Expression of cytokines, chemokines and other effector molecules in two prototypic autoinflammatory skin diseases, pyoderma gangrenosum and Sweet's syndrome

Abstract

Pyoderma gangrenosum (PG) and Sweet's syndrome (SS) are two inflammatory skin diseases presenting with painful ulcers and erythematous plaques, respectively; both disorders have a debilitating clinical behaviour and PG is potentially life-threatening. Recently, PG and SS have been included among the autoinflammatory diseases, which are characterized by recurrent episodes of sterile inflammation, without circulating autoantibodies and autoreactive T cells. However, an autoinflammatory pattern clearly supporting this inclusion has never been demonstrated. We studied 16 patients with PG, six with SS and six controls, evaluating, using a sandwich-based protein antibody array method, the expression profile of inflammatory effector molecules in PG, SS and normal skin. The expressions of interleukin (IL)-1 beta and its receptor I were significantly higher in PG (P = 0·0001 for both) and SS (P = 0·004-0·040) than in controls. In PG, chemokines such as IL-8 (P = 0·0001), chemokine (C-X-C motif) ligand (CXCL) 1/2/3 (P = 0·002), CXCL 16 (P = 0·003) and regulated upon activation normal T cell expressed and secreted (RANTES) (P = 0·005) were over-expressed. In SS, IL-8 (P = 0·018), CXCL 1/2/3 (P = 0·006) and CXCL 16 (P = 0·036) but not RANTES were over-expressed, suggesting that chemokine-mediated signals are lower than in PG. Fas/Fas ligand and CD40/CD40 ligand systems were over-expressed in PG (P = 0·0001 for Fas, P = 0·009 for Fas ligand, P = 0·012 for CD40, P = 0·0001 for CD40 ligand), contributing to tissue damage and inflammation, while their role seems to be less significant in SS. Over-expression of cytokines/chemokines and molecules amplifying the inflammatory network supports the view that PG and SS are autoinflammatory diseases. The differences in expression profile of inflammatory effectors between these two disorders may explain the stronger local aggressiveness in PG than SS.

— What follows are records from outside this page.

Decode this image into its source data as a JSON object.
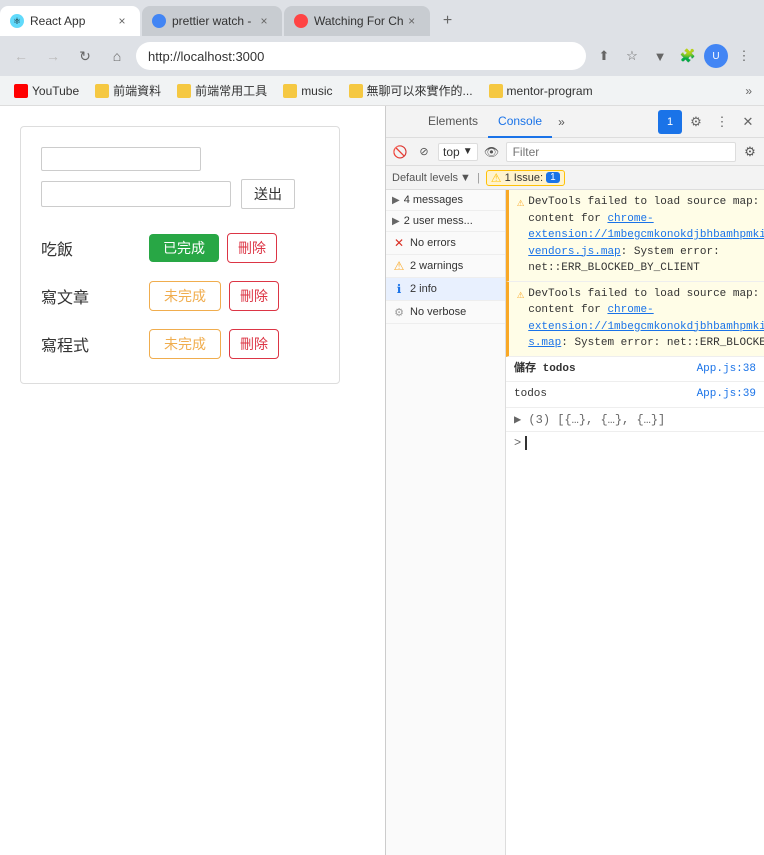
{
  "browser": {
    "tabs": [
      {
        "id": "react",
        "title": "React App",
        "favicon_type": "react",
        "active": true
      },
      {
        "id": "prettier",
        "title": "prettier watch -",
        "favicon_type": "chrome",
        "active": false
      },
      {
        "id": "watching",
        "title": "Watching For Ch",
        "favicon_type": "watching",
        "active": false
      }
    ],
    "new_tab_label": "+",
    "address": "http://localhost:3000",
    "bookmarks": [
      {
        "label": "YouTube",
        "icon_type": "yt"
      },
      {
        "label": "前端資料",
        "icon_type": "folder"
      },
      {
        "label": "前端常用工具",
        "icon_type": "folder"
      },
      {
        "label": "music",
        "icon_type": "folder"
      },
      {
        "label": "無聊可以來實作的...",
        "icon_type": "folder"
      },
      {
        "label": "mentor-program",
        "icon_type": "folder"
      }
    ],
    "bookmark_more": "»"
  },
  "todo_app": {
    "input_top_placeholder": "",
    "input_main_placeholder": "",
    "submit_btn": "送出",
    "items": [
      {
        "label": "吃飯",
        "status": "已完成",
        "done": true,
        "delete": "刪除"
      },
      {
        "label": "寫文章",
        "status": "未完成",
        "done": false,
        "delete": "刪除"
      },
      {
        "label": "寫程式",
        "status": "未完成",
        "done": false,
        "delete": "刪除"
      }
    ]
  },
  "devtools": {
    "tabs": [
      "Elements",
      "Console",
      "»"
    ],
    "active_tab": "Console",
    "badge": "1",
    "icons": [
      "settings",
      "more",
      "close"
    ],
    "toolbar": {
      "top_label": "top",
      "filter_placeholder": "Filter",
      "levels_label": "Default levels",
      "issue_label": "1 Issue:",
      "issue_count": "1"
    },
    "message_list": [
      {
        "label": "4 messages",
        "icon": "none",
        "count": ""
      },
      {
        "label": "2 user mess...",
        "icon": "none",
        "count": ""
      },
      {
        "label": "No errors",
        "icon": "error",
        "count": ""
      },
      {
        "label": "2 warnings",
        "icon": "warning",
        "count": ""
      },
      {
        "label": "2 info",
        "icon": "info",
        "count": ""
      },
      {
        "label": "No verbose",
        "icon": "verbose",
        "count": ""
      }
    ],
    "console_entries": [
      {
        "type": "warning",
        "icon": "⚠",
        "text": "DevTools failed to load source map: Could not load content for chrome-extension://1mbegcmkonokdjbhbamhpmkihpachdbk/chunk-vendors.js.map: System error: net::ERR_BLOCKED_BY_CLIENT",
        "file": ""
      },
      {
        "type": "warning",
        "icon": "⚠",
        "text": "DevTools failed to load source map: Could not load content for chrome-extension://1mbegcmkonokdjbhbamhpmkihpachdbk/content.js.map: System error: net::ERR_BLOCKED_BY_CLIENT",
        "file": ""
      },
      {
        "type": "log",
        "icon": "",
        "label": "儲存 todos",
        "file": "App.js:38"
      },
      {
        "type": "log",
        "icon": "",
        "label": "todos",
        "file": "App.js:39"
      },
      {
        "type": "log",
        "icon": "",
        "label": "▶ (3) [{…}, {…}, {…}]",
        "file": ""
      }
    ]
  }
}
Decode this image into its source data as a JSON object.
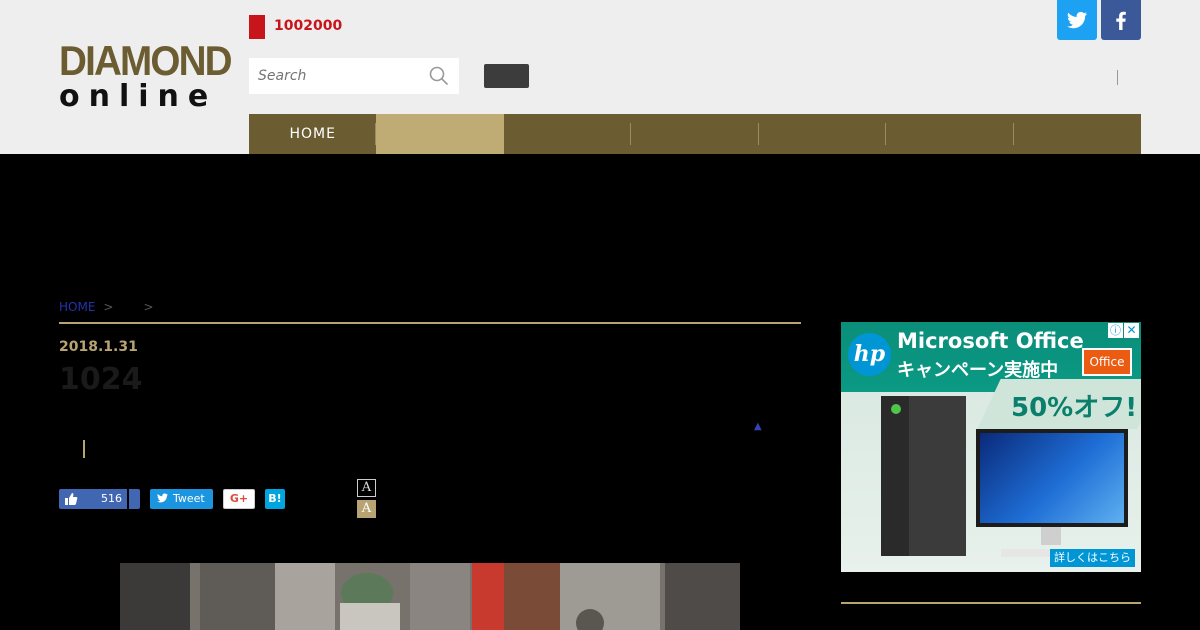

Keywords: Sweet's syndrome; autoinflammation; chemokines; cytokines; pyoderma gangrenosum.

Fig 1

Expression of interleukin (IL)-1 beta and its soluble receptors I and II (sIL-1RI and sIL-1RII) in homogenate samples of lesional skin from 16 patients with pyoderma gangrenosum (PG) and six patients with Sweet's syndrome (SS). Six normal subjects (NS) served as controls. Numerical values represent signal intensity in a cytokine array assay.

Fig 2

Expression of tumour necrosis factor (TNF)-alpha and its soluble receptors I and II (sTNF-RI and sTNF-RII) in homogenate samples of lesional skin from 16 patients with pyoderma gangrenosum (PG) and six patients with Sweet's syndrome (SS). Six normal subjects (NS) served as controls. Numerical values represent signal intensity in a cytokine array assay.

Fig 3

Expression of interleukin (IL)-17, its soluble receptor (sIL-17R) and leucocyte selectin (L-selectin) in homogenate samples of lesional skin from 16 patients with pyoderma gangrenosum (PG) and six patients with Sweet's syndrome (SS). Six normal subjects (NS) served as controls. Numerical values represent signal intensity in a cytokine array assay.

Fig 4

Expression of interleukin (IL)-8, regulated on activation, normal T cell expressed and secreted (RANTES), chemokine (C-X-C motif) ligand (CXCL) 1,2,3 (C = cysteine, X = any amino acid) and CXCL 16 in homogenate samples of lesional skin from 16 patients with pyoderma gangrenosum (PG) and six patients with Sweet's syndrome (SS). Six normal subjects (NS) served as controls. Numerical values represent signal intensity in a cytokine array assay.

Fig 5

Expression of matrix metalloproteinase (MMP) 2, MMP-9, tissue inhibitor of metalloproteinase 1 (TIMP)-1 and TIMP-2 in homogenate samples of lesional skin from 16 patients with pyoderma gangrenosum (PG) and six patients with Sweet's syndrome (SS). Six normal subjects (NS) served as controls. Numerical values represent signal intensity in a cytokine array assay.

Fig 6

Expression of sialic acid-binding immunoglobulin-type lectin (Siglec) 5, Siglec 9, Fas protein also known as CD95 (Fas), Fas ligand also known as CD178 (FasL), cluster of differentiation (CD)40 and CD40 ligand (CD40L) in homogenate samples of lesional skin from 16 patients with pyoderma gangrenosum (PG) and six patients with Sweet's syndrome (SS). Six normal subjects (NS) served as controls. Numerical values represent signal intensity in a cytokine array assay.